Di lingkungan TPS Komnas HAM melihat secara umum juga masih tidak sehat. Misalnya masih terdapat makanan ringan berupa gorengan, minuman kopi yang berlebihan, juga asap rokok.

Begitu pula masih banyak TPS yang terlambat melaksanakan proses pemungutan suara karena ketidaksiapan petugas Pemilu dalam menyelenggarakan proses pemungutan suara. Penyebabnya antara lain karena keterlambatan logistik Pemilu, cuaca, dan keterlambatan para saksi hadir di lokasi TPS.

Komnas HAM juga menemukan minimnya sosialisasi Penyelenggara Pemilu terkait prosedur pindah memilih sehingga banyak masyarakat yang kehilangan hak pilihnya karena harus bekerja di luar domisili.

“Penyelenggara Pemilu sangat pasif dalam mendorong pemenuhan hak pilih bagi kelompok marginal-rentan,” ucap Atnike.

Baca Juga:

Berdasarkan temuan fakta di atas, Komnas HAM memberikan rekomendasi antara lain mendorong KPU RI melakukan upaya mitigasi meningkatnya angka kematian dan sakit Petugas Pemilu dengan memberikan keleluasaan kepada petugas Pemilu untuk beristirahat dan mengimbau agar petugas Pemilu tidak segera melakukan aktivitas fisik berat, termasuk rutinitas pekerjaan, sebelum kembali mengikuti proses rekapitulasi di tingkat kecamatan.

“Kami juga mendorong agar terhadap petugas Pemilu dilakukan pemeriksaan kesehatan berkala, baik oleh tenaga kesehatan dari RSUD/Puskesmas,”” tegasnya.

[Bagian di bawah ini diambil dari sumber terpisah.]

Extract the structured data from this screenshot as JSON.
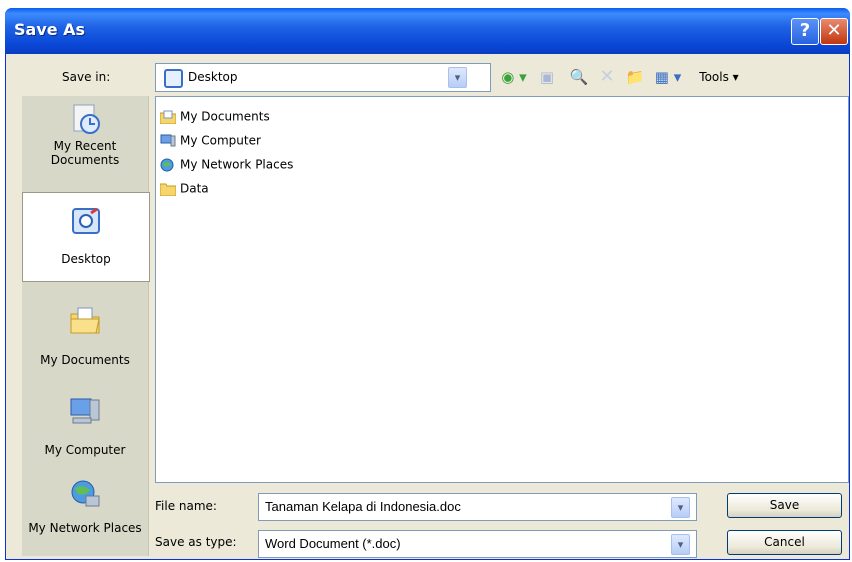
{
  "window": {
    "title": "Save As",
    "help_label": "?",
    "close_label": "✕"
  },
  "toolbar": {
    "save_in_label": "Save in:",
    "location": "Desktop",
    "back_glyph": "◉ ▾",
    "up_glyph": "▣",
    "search_glyph": "🔍",
    "delete_glyph": "✕",
    "new_folder_glyph": "📁",
    "views_glyph": "▦ ▾",
    "tools_label": "Tools ▾",
    "dropdown_glyph": "▾"
  },
  "places": [
    {
      "label": "My Recent Documents",
      "icon": "recent-documents-icon"
    },
    {
      "label": "Desktop",
      "icon": "desktop-icon"
    },
    {
      "label": "My Documents",
      "icon": "my-documents-icon"
    },
    {
      "label": "My Computer",
      "icon": "my-computer-icon"
    },
    {
      "label": "My Network Places",
      "icon": "network-places-icon"
    }
  ],
  "files": [
    {
      "name": "My Documents",
      "icon": "my-documents-icon"
    },
    {
      "name": "My Computer",
      "icon": "my-computer-icon"
    },
    {
      "name": "My Network Places",
      "icon": "network-places-icon"
    },
    {
      "name": "Data",
      "icon": "folder-icon"
    }
  ],
  "form": {
    "file_name_label": "File name:",
    "file_name_value": "Tanaman Kelapa di Indonesia.doc",
    "save_type_label": "Save as type:",
    "save_type_value": "Word Document (*.doc)"
  },
  "buttons": {
    "save": "Save",
    "cancel": "Cancel"
  },
  "colors": {
    "titlebar": "#0a47d6",
    "dialog_bg": "#ece9d8",
    "folder": "#e6b43a"
  }
}
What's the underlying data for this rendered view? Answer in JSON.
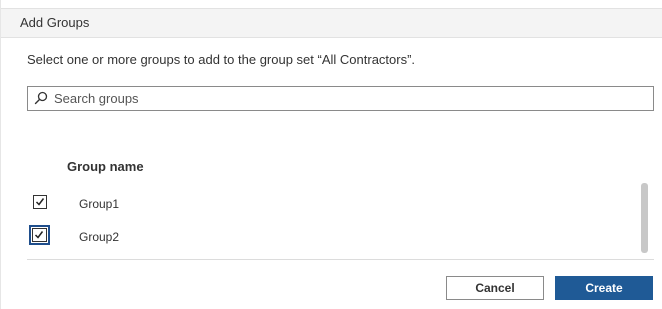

Komnas HAM tambah Atnike menekankan bahwa Negara harus hadir dan bertanggung jawab untuk memastikan seluruh Petugas Pemilu mendapatkan akses terhadap pemenuhan hak kesehatan dan hak hidup yang layak bagi kemanusiaan.

Sebab kelalaian negara dan penyelenggara Pemilu dalam memastikan hak kesehatan dan hak hidup Petugas Pemilu berpotensi menimbulkan pelanggaran terhadap HAM.

Komnas HAM juga mengimbau seluruh para peserta Pemilu untuk menyikapi hasil penghitungan cepat secara bijaksana dan menunggu keputusan resmi dari KPU RI sebagai hasil Pemilu yang sah dan berkekuatan hukum.

Dan berperan aktif menjaga situasi dan kondisi yang kondusif, tidak mengeluarkan pernyataan yang dapat memprovokasi masyarakat dan menyebabkan terjadinya kekerasan serta konflik horizontal, termasuk di tingkat daerah.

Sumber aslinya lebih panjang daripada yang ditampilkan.